Weight diagram of the six-dimensional antisymmetric $\mathrm{SU}\left(4\right)$ irrep. The flavors $A,B,C,\text{and}D$ are represented by the colors blue, yellow, red, and green, respectively, as in Fig 1. The weight diagram is in three dimensions in the Cartan-Weyl basis $\{{\mathrm{H}}_1\propto {\widehat{S}}_A^A-{\widehat{S}}_B^B,{\mathrm{H}}_2\propto {\widehat{S}}_A^A+{\widehat{S}}_B^B-2{\widehat{S}}_C^C,{\mathrm{H}}_3\propto {\widehat{S}}_A^A+{\widehat{S}}_B^B+{\widehat{S}}_C^C-3{\widehat{S}}_D^D\}$, since $\mathrm{SU}\left(4\right)$ is a group of rank 3, and its vertices form an octahedron. The plane with circles is beneath the plane with dots. The states $\overline{AB}$ and $\overline{CD}$ are antipodal and are farthest from each other.

Figure 3

Magnetization calculated from LFWT, as a function of $J_y$, while keeping $J_x=1$. The magnetization below $J_y^c=0.279$ is negative, suggesting that the order is completely destroyed below this value.

Figure 4

QMC results for the isotropic SU(4) Heisenberg model, $J_x=J_y=1$. (a) Spin-spin and (b) VBS correlation functions $S_{\text{VBS}}\left(\mathbf{q}\right)={\sum }_{\delta }{\left[S_{\text{VBS}}\left(\mathbf{q}\right)\right]}_{\delta ,\delta }$ for various lattice sizes along a high symmetry path in the Brillouin zone. The projection parameter $\mathrm{\Theta }$ grows as a function of system size $L$ so to guarantee that we have indeed converged to the ground state. (c) Spin correlation ratio. For each system size, we have checked convergence in the projection parameter. This quantity grows but shows no clear saturation to unity for lattice sizes up to $40\times 40$. The data are consistent with a small local moment. (d) Spin-spin correlation at the antiferromagnetic wave vector divided by the volume, the ordered moment corresponds to $m^2=S_{\text{Spin}}\left(\mathbf{Q}\right)/L^2$. For each system size, we have checked for convergence in $\mathrm{\Theta }$. Extrapolation of converged results support a small but finite local moment m.

Figure 5

(a) VBS and (b) spin correlation ratios as a function of $J_y$, while keeping $J_x=1$. The crossing in the spin and VBS channels are slightly shifted.
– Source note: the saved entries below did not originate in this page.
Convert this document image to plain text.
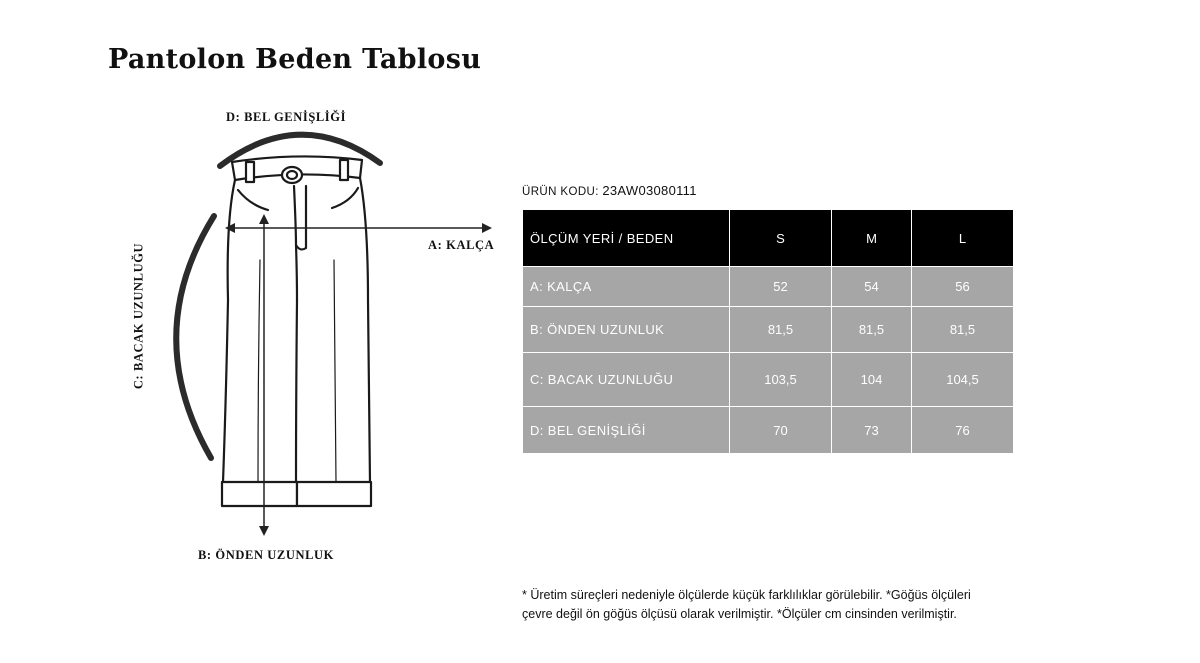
Pantolon Beden Tablosu
D: BEL GENİŞLİĞİ
A: KALÇA
B: ÖNDEN UZUNLUK
C: BACAK UZUNLUĞU
ÜRÜN KODU: 23AW03080111
ÖLÇÜM YERİ / BEDEN	S	M	L
A: KALÇA	52	54	56
B: ÖNDEN UZUNLUK	81,5	81,5	81,5
C: BACAK UZUNLUĞU	103,5	104	104,5
D: BEL GENİŞLİĞİ	70	73	76
* Üretim süreçleri nedeniyle ölçülerde küçük farklılıklar görülebilir. *Göğüs ölçüleri
çevre değil ön göğüs ölçüsü olarak verilmiştir. *Ölçüler cm cinsinden verilmiştir.
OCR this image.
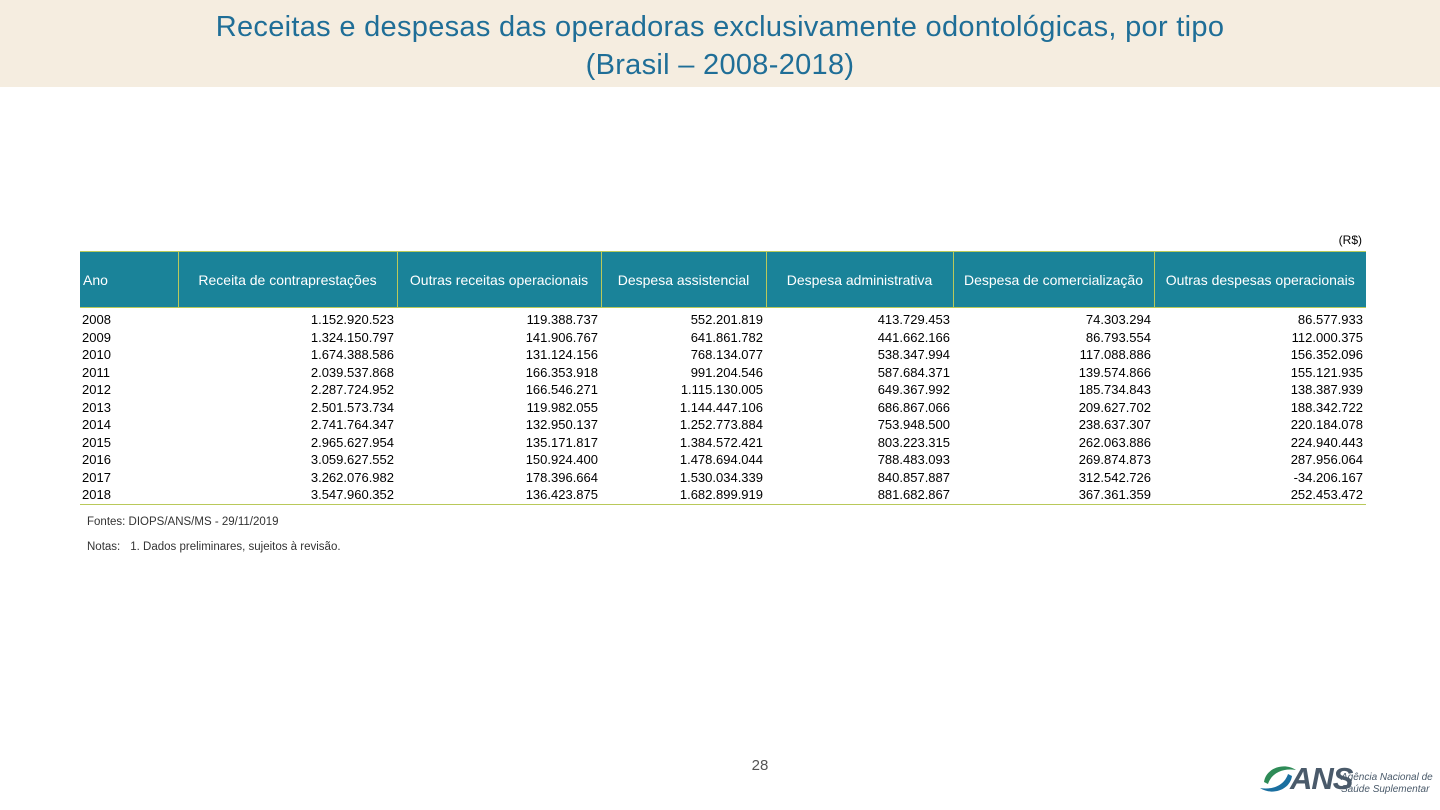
Receitas e despesas das operadoras exclusivamente odontológicas, por tipo
(Brasil – 2008-2018)
(R$)
Ano	Receita de contraprestações	Outras receitas operacionais	Despesa assistencial	Despesa administrativa	Despesa de comercialização	Outras despesas operacionais
2008	1.152.920.523	119.388.737	552.201.819	413.729.453	74.303.294	86.577.933
2009	1.324.150.797	141.906.767	641.861.782	441.662.166	86.793.554	112.000.375
2010	1.674.388.586	131.124.156	768.134.077	538.347.994	117.088.886	156.352.096
2011	2.039.537.868	166.353.918	991.204.546	587.684.371	139.574.866	155.121.935
2012	2.287.724.952	166.546.271	1.115.130.005	649.367.992	185.734.843	138.387.939
2013	2.501.573.734	119.982.055	1.144.447.106	686.867.066	209.627.702	188.342.722
2014	2.741.764.347	132.950.137	1.252.773.884	753.948.500	238.637.307	220.184.078
2015	2.965.627.954	135.171.817	1.384.572.421	803.223.315	262.063.886	224.940.443
2016	3.059.627.552	150.924.400	1.478.694.044	788.483.093	269.874.873	287.956.064
2017	3.262.076.982	178.396.664	1.530.034.339	840.857.887	312.542.726	-34.206.167
2018	3.547.960.352	136.423.875	1.682.899.919	881.682.867	367.361.359	252.453.472
Fontes: DIOPS/ANS/MS - 29/11/2019
Notas: 1. Dados preliminares, sujeitos à revisão.
28	ANS
Agência Nacional de
Saúde Suplementar
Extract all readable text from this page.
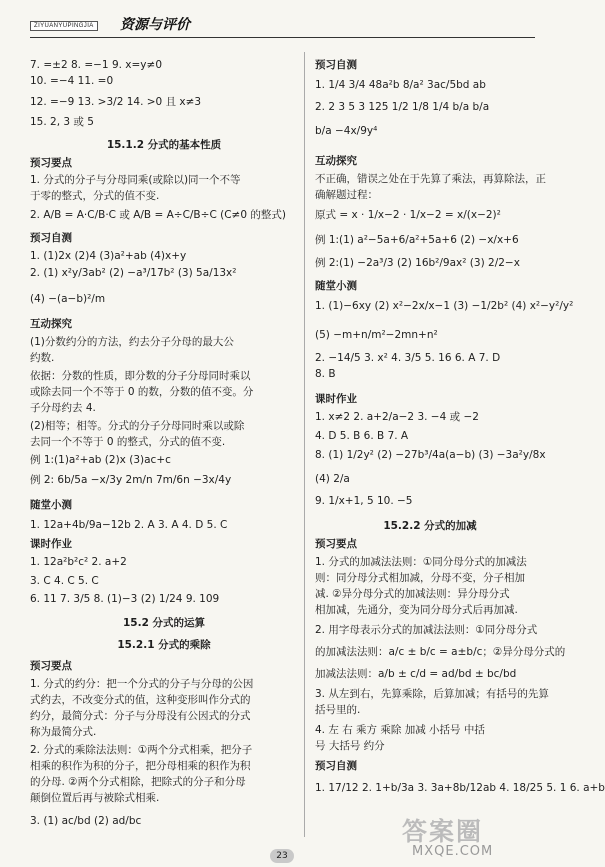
ZIYUANYUPINGJIA 资源与评价
7. =±2 8. =−1 9. x=y≠0
10. =−4 11. =0
12. =−9 13. >3/2 14. >0 且 x≠3
15. 2, 3 或 5
15.1.2 分式的基本性质
预习要点
1. 分式的分子与分母同乘(或除以)同一个不等
于零的整式，分式的值不变.
2. A/B = A·C/B·C 或 A/B = A÷C/B÷C (C≠0 的整式)
预习自测
1. (1)2x (2)4 (3)a²+ab (4)x+y
2. (1) x²y/3ab² (2) −a³/17b² (3) 5a/13x²
(4) −(a−b)²/m
互动探究
(1)分数约分的方法，约去分子分母的最大公
约数.
依据：分数的性质，即分数的分子分母同时乘以
或除去同一个不等于 0 的数，分数的值不变。分
子分母约去 4.
(2)相等；相等。分式的分子分母同时乘以或除
去同一个不等于 0 的整式，分式的值不变.
例 1:(1)a²+ab (2)x (3)ac+c
例 2: 6b/5a −x/3y 2m/n 7m/6n −3x/4y
随堂小测
1. 12a+4b/9a−12b 2. A 3. A 4. D 5. C
课时作业
1. 12a²b²c² 2. a+2
3. C 4. C 5. C
6. 11 7. 3/5 8. (1)−3 (2) 1/24 9. 109
15.2 分式的运算
15.2.1 分式的乘除
预习要点
1. 分式的约分：把一个分式的分子与分母的公因
式约去，不改变分式的值，这种变形叫作分式的
约分，最简分式：分子与分母没有公因式的分式
称为最简分式.
2. 分式的乘除法法则：①两个分式相乘，把分子
相乘的积作为积的分子，把分母相乘的积作为积
的分母. ②两个分式相除，把除式的分子和分母
颠倒位置后再与被除式相乘.
3. (1) ac/bd (2) ad/bc
预习自测
1. 1/4 3/4 48a²b 8/a² 3ac/5bd ab
2. 2 3 5 3 125 1/2 1/8 1/4 b/a b/a
b/a −4x/9y⁴
互动探究
不正确，错误之处在于先算了乘法，再算除法，正
确解题过程：
原式 = x · 1/x−2 · 1/x−2 = x/(x−2)²
例 1:(1) a²−5a+6/a²+5a+6 (2) −x/x+6
例 2:(1) −2a³/3 (2) 16b²/9ax² (3) 2/2−x
随堂小测
1. (1)−6xy (2) x²−2x/x−1 (3) −1/2b² (4) x²−y²/y²
(5) −m+n/m²−2mn+n²
2. −14/5 3. x² 4. 3/5 5. 16 6. A 7. D
8. B
课时作业
1. x≠2 2. a+2/a−2 3. −4 或 −2
4. D 5. B 6. B 7. A
8. (1) 1/2y² (2) −27b³/4a(a−b) (3) −3a²y/8x
(4) 2/a
9. 1/x+1, 5 10. −5
15.2.2 分式的加减
预习要点
1. 分式的加减法法则：①同分母分式的加减法
则：同分母分式相加减，分母不变，分子相加
减. ②异分母分式的加减法则：异分母分式
相加减，先通分，变为同分母分式后再加减.
2. 用字母表示分式的加减法法则：①同分母分式
的加减法法则：a/c ± b/c = a±b/c；②异分母分式的
加减法法则：a/b ± c/d = ad/bd ± bc/bd
3. 从左到右，先算乘除，后算加减；有括号的先算
括号里的.
4. 左 右 乘方 乘除 加减 小括号 中括
号 大括号 约分
预习自测
1. 17/12 2. 1+b/3a 3. 3a+8b/12ab 4. 18/25 5. 1 6. a+b
答案圈
MXQE.COM
23
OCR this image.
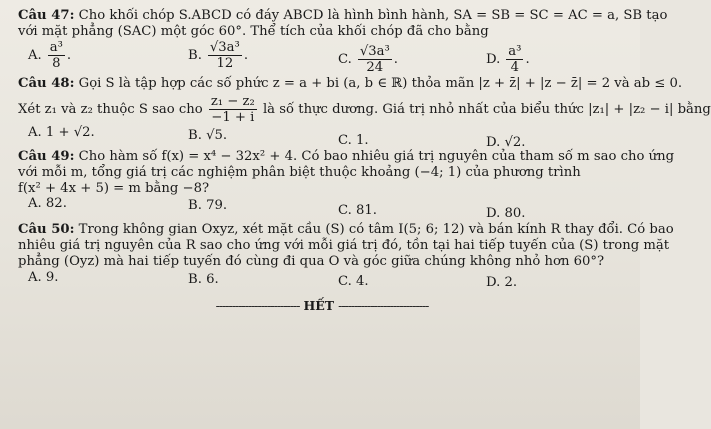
Câu 47: Cho khối chóp S.ABCD có đáy ABCD là hình bình hành, SA = SB = SC = AC = a, SB tạo

với mặt phẳng (SAC) một góc 60°. Thể tích của khối chóp đã cho bằng

A. $\frac{\text{a³}}{8}$ .	B. $\frac{\text{√3a³}}{12}$ .	C. $\frac{\text{√3a³}}{24}$ .	D. $\frac{\text{a³}}{4}$ .

Câu 48: Gọi S là tập hợp các số phức z = a + bi (a, b ∈ ℝ) thỏa mãn |z + z̄| + |z − z̄| = 2 và ab ≤ 0.

Xét z₁ và z₂ thuộc S sao cho $\frac{\text{z₁ − z₂}}{-1 + i}$ là số thực dương. Giá trị nhỏ nhất của biểu thức |z₁| + |z₂ − i| bằng

A. 1 + √2.	B. √5.	C. 1.	D. √2.

Câu 49: Cho hàm số f(x) = x⁴ − 32x² + 4. Có bao nhiêu giá trị nguyên của tham số m sao cho ứng

với mỗi m, tổng giá trị các nghiệm phân biệt thuộc khoảng (−4; 1) của phương trình

f(x² + 4x + 5) = m bằng −8?

A. 82.	B. 79.	C. 81.	D. 80.

Câu 50: Trong không gian Oxyz, xét mặt cầu (S) có tâm I(5; 6; 12) và bán kính R thay đổi. Có bao

nhiêu giá trị nguyên của R sao cho ứng với mỗi giá trị đó, tồn tại hai tiếp tuyến của (S) trong mặt

phẳng (Oyz) mà hai tiếp tuyến đó cùng đi qua O và góc giữa chúng không nhỏ hơn 60°?

A. 9.	B. 6.	C. 4.	D. 2.
-------------------------- HẾT ----------------------------
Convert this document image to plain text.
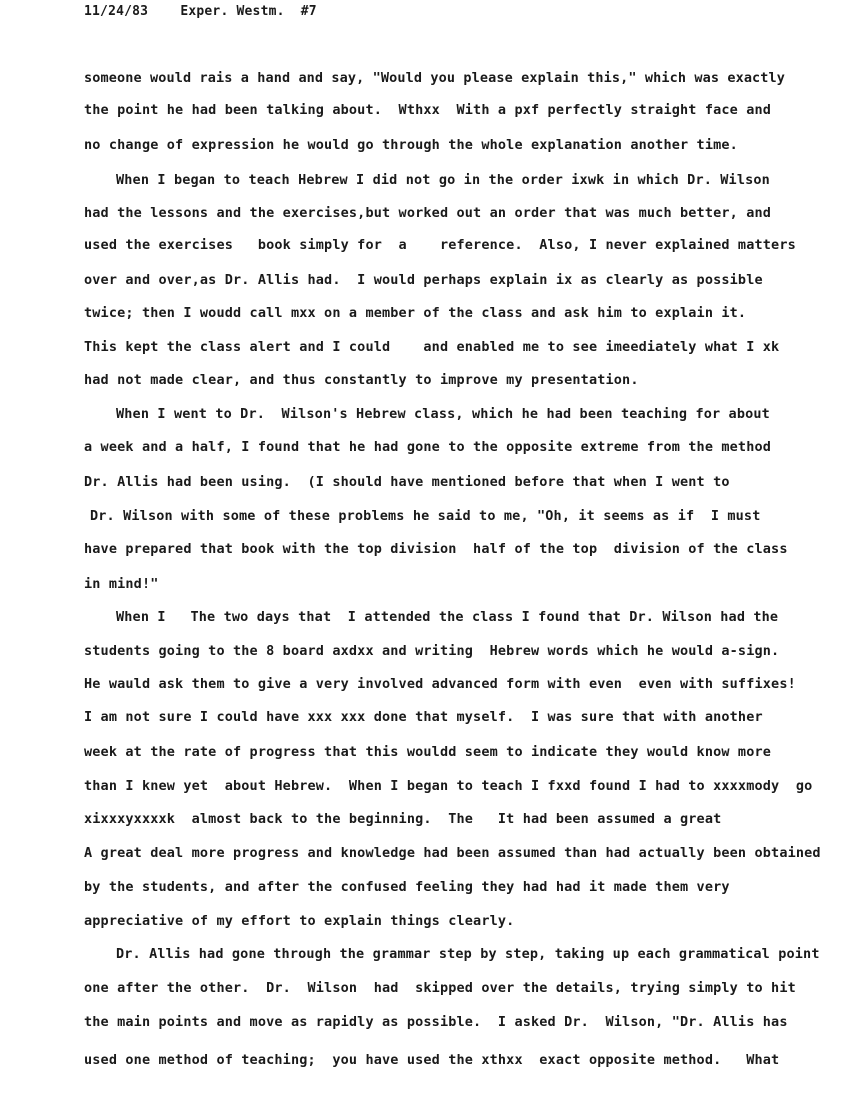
11/24/83    Exper. Westm.  #7
someone would rais a hand and say, "Would you please explain this," which was exactly
the point he had been talking about.  Wthxx  With a pxf perfectly straight face and
no change of expression he would go through the whole explanation another time.
When I began to teach Hebrew I did not go in the order ixwk in which Dr. Wilson
had the lessons and the exercises,but worked out an order that was much better, and
used the exercises   book simply for  a    reference.  Also, I never explained matters
over and over,as Dr. Allis had.  I would perhaps explain ix as clearly as possible
twice; then I woudd call mxx on a member of the class and ask him to explain it.
This kept the class alert and I could    and enabled me to see imeediately what I xk
had not made clear, and thus constantly to improve my presentation.
When I went to Dr.  Wilson's Hebrew class, which he had been teaching for about
a week and a half, I found that he had gone to the opposite extreme from the method
Dr. Allis had been using.  (I should have mentioned before that when I went to
Dr. Wilson with some of these problems he said to me, "Oh, it seems as if  I must
have prepared that book with the top division  half of the top  division of the class
in mind!"
When I   The two days that  I attended the class I found that Dr. Wilson had the
students going to the 8 board axdxx and writing  Hebrew words which he would a-sign.
He wauld ask them to give a very involved advanced form with even  even with suffixes!
I am not sure I could have xxx xxx done that myself.  I was sure that with another
week at the rate of progress that this wouldd seem to indicate they would know more
than I knew yet  about Hebrew.  When I began to teach I fxxd found I had to xxxxmody  go
xixxxyxxxxk  almost back to the beginning.  The   It had been assumed a great
A great deal more progress and knowledge had been assumed than had actually been obtained
by the students, and after the confused feeling they had had it made them very
appreciative of my effort to explain things clearly.
Dr. Allis had gone through the grammar step by step, taking up each grammatical point
one after the other.  Dr.  Wilson  had  skipped over the details, trying simply to hit
the main points and move as rapidly as possible.  I asked Dr.  Wilson, "Dr. Allis has
used one method of teaching;  you have used the xthxx  exact opposite method.   What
From the VBS data, one would have: $J_y^c\simeq 0.76\text{–}0.78$, whereas for the spin $J_y^c\simeq 0.74\text{–}0.76$. Given the overall scatter of the crossing point, this difference is not significant enough to claim two separate transitions. (c) $\frac{1}{L^2}\frac{\partial E_0}{\partial J_y}$ shows no jump, thereby supporting a continuous transition.

Figure 6

Extrapolation of $m$ as a function of $\frac{t}{U}$ using data extracted from Fig. 4 of Ref. [37]. In the limit $U/t\to \infty$, the linear fit in $t/U$ yields the magnetization value $m=0.125\pm 0.044$. This extrapolated value compares favorably with our estimate of Eq. (41).